Langsung ke konten utama

Jangan Biarkan Monumen BLA "Tenggelam"

HARI ini, 46 tahun lalu, Bandung merah membara. Rumah-rumah, gedung, dan berbagai sarana fisik penting lainnya terbakar. Bandung pun berubah menjadi lautan api. 

Sementara itu, ada cerita menarik dari Monumen Bandung Lautan Api (BLA) yang terletak di kawasan Tegallega. Kemarin siang itu ada dua orang pelajar sebuah SMTA di Bandung, yang berada tak jauh dari Monumen BLA. Mereka terlihat sedang asyik membaca komik cerita silat bergambar.

"Saya kurang tahu secara rinci tentang BLA, apalagi makna didirikannya monumen tersebut," tutur salah seorang di antara pelajar tersebut, seraya jari telunjuknya menuding ke arah Monumen BLA.

Kedua pelajar yang mengaku sedang ngabuburit itu, hanya mengangguk sekadar basa-basi ketika dijelaskan tentang peristiwa historis BLA yang terjadi 24 Maret 46 tahun lalu. Sungguh menyedihkan. Apakah kedua pelajar tersebut tahu, bagaimana untuk pertama kalinya peringatan BLA diselenggarakan secara khidmat oleh seluruh warga Bandung?

Sementara itu, di sekitar Monumen BLA tampak pula bedeng-bedeng dan pemukiman masyarakat, serta sejumlah truk dan bus. Bila malam tiba, maka suasana kawasan itu pun disemarakkan dengan suara radio para pedagang dan gelak tawa "perempuan malam".

Terkadang, di sekitar lokasi itu diselenggarakan pula acara hiburan hewan yang "pintar" yang mengundang gelak tawa dan kekaguman penonton. Maka, tentunya kian lengkaplah "tenggelamnya" gairah heroik tokoh-tokoh BLA yang terwakili pada sosok Monumen BLA.

Kalau begitu, apa sebenarnya makna Monumen BLA itu bagi masyarakat secara luas, jika di lokasi itu kini muncul perilaku yang agaknya tidak sesuai dengan makna dan hakikat didirikannya Monumen BLA?

* *

SUATU monumen bersejarah, tentunya berkaitan erat dengan tokoh-tokoh tertentu. Lalu, siapakah tokoh-tokoh dalam peristiwa BLA?

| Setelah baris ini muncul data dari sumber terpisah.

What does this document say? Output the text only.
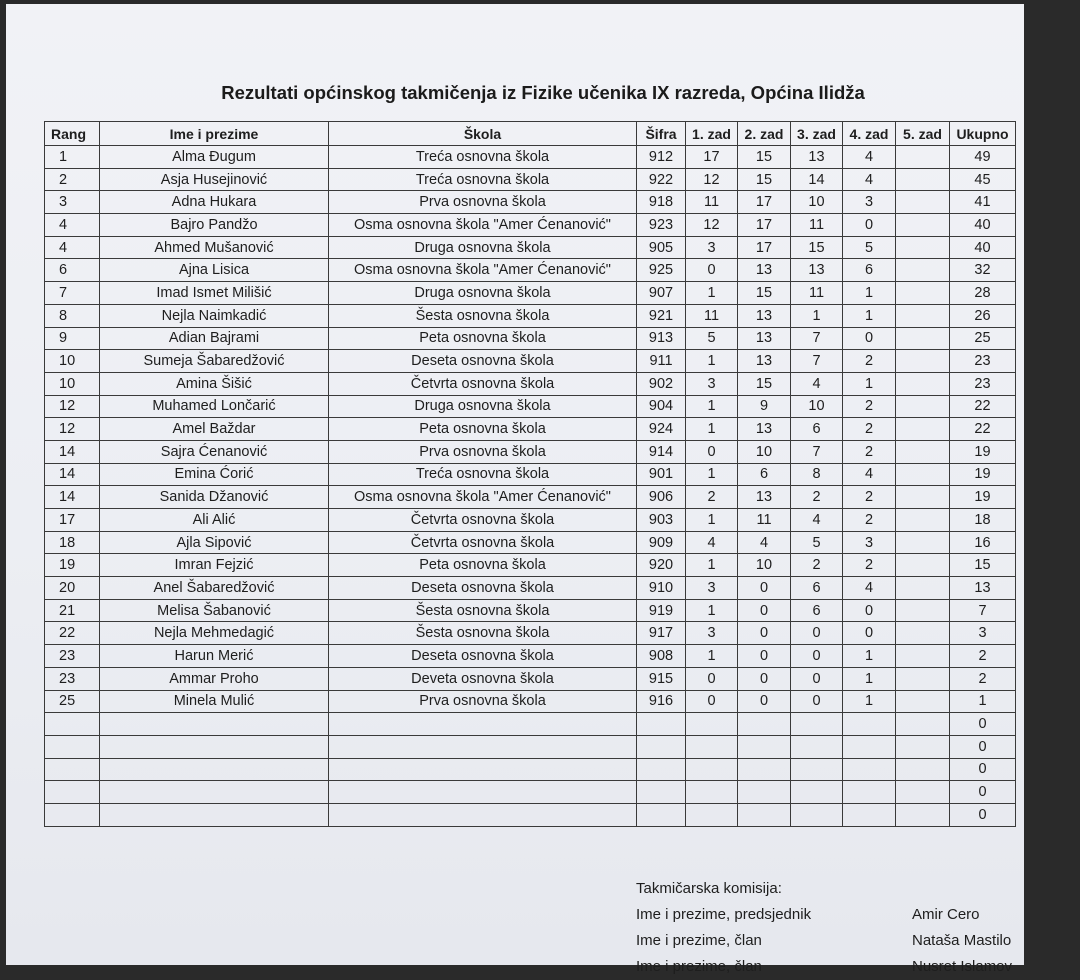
Rezultati općinskog takmičenja iz Fizike učenika IX razreda, Općina Ilidža
Rang	Ime i prezime	Škola	Šifra	1. zad	2. zad	3. zad	4. zad	5. zad	Ukupno
1	Alma Đugum	Treća osnovna škola	912	17	15	13	4		49
2	Asja Husejinović	Treća osnovna škola	922	12	15	14	4		45
3	Adna Hukara	Prva osnovna škola	918	11	17	10	3		41
4	Bajro Pandžo	Osma osnovna škola "Amer Ćenanović"	923	12	17	11	0		40
4	Ahmed Mušanović	Druga osnovna škola	905	3	17	15	5		40
6	Ajna Lisica	Osma osnovna škola "Amer Ćenanović"	925	0	13	13	6		32
7	Imad Ismet Milišić	Druga osnovna škola	907	1	15	11	1		28
8	Nejla Naimkadić	Šesta osnovna škola	921	11	13	1	1		26
9	Adian Bajrami	Peta osnovna škola	913	5	13	7	0		25
10	Sumeja Šabaredžović	Deseta osnovna škola	911	1	13	7	2		23
10	Amina Šišić	Četvrta osnovna škola	902	3	15	4	1		23
12	Muhamed Lončarić	Druga osnovna škola	904	1	9	10	2		22
12	Amel Baždar	Peta osnovna škola	924	1	13	6	2		22
14	Sajra Ćenanović	Prva osnovna škola	914	0	10	7	2		19
14	Emina Ćorić	Treća osnovna škola	901	1	6	8	4		19
14	Sanida Džanović	Osma osnovna škola "Amer Ćenanović"	906	2	13	2	2		19
17	Ali Alić	Četvrta osnovna škola	903	1	11	4	2		18
18	Ajla Sipović	Četvrta osnovna škola	909	4	4	5	3		16
19	Imran Fejzić	Peta osnovna škola	920	1	10	2	2		15
20	Anel Šabaredžović	Deseta osnovna škola	910	3	0	6	4		13
21	Melisa Šabanović	Šesta osnovna škola	919	1	0	6	0		7
22	Nejla Mehmedagić	Šesta osnovna škola	917	3	0	0	0		3
23	Harun Merić	Deseta osnovna škola	908	1	0	0	1		2
23	Ammar Proho	Deveta osnovna škola	915	0	0	0	1		2
25	Minela Mulić	Prva osnovna škola	916	0	0	0	1		1
									0
									0
									0
									0
									0
Takmičarska komisija:
Ime i prezime, predsjednik	Amir Cero
Ime i prezime, član	Nataša Mastilo
Ime i prezime, član	Nusret Islamov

"Engga tahu ya ..." tutur salah seorang pelajar SMTA itu sambil ngeloyor pergi meninggalkan "PR". Sikap mereka semacam itu seolah-olah menjadikan para tokoh BLA antara lain Ali Hanifah, Soesilowati, Sartikaningsih, Aruji Kartawinata, Ahmad Subarjo, E. Karmas, Aboeng Koesman, AH. Nasution, Mashudi, Daeng Kosasih, Kendo Bratamanggala, Didi Kamarga, Suhodo, Mochtaruddin, Rana, Subengat, Susilo, Surjono, Sjamsurizal, Sumarsono, Rusyad Nurdin, Didi Kartasasmita, Mr. Sjafruddin Prawiranegara, Lili Soemantri, R. Soeptandar, Idong Mahdar, Ema, dll, sebagai orang-orang yang tidak pernah tercatat dalam sejarah. Padahal mereka belajar sejarah sejak SD.

Lalu, siapakah yang salah?

"Rasa-rasanya memang banyak pihak lain yang dapat disalahkan, tatkala tahu ada generasi muda yang kurang memahami peristiwa BLA. Terlepas dari persoalan pihak mana yang patut disalahkan, yang jelas surat kabar memiliki andil cukup besar untuk menghidupkan kembali kesadaran masyarakat ihwal peristiwa BLA," ujar sejarawan muslim, Drs. Ahmad Mansur Suryanegara.

Melalui media surat kabar lah, katanya, rentetan peristiwa historis BLA lebih memungkinkan dapat diketahui masyarakat secara luas. Jangan sampai terjadi surat kabar di Jabar ini kurang menghargai tokoh-tokoh pahlawan, khususnya tokoh-tokoh yang berjuang di Jabar.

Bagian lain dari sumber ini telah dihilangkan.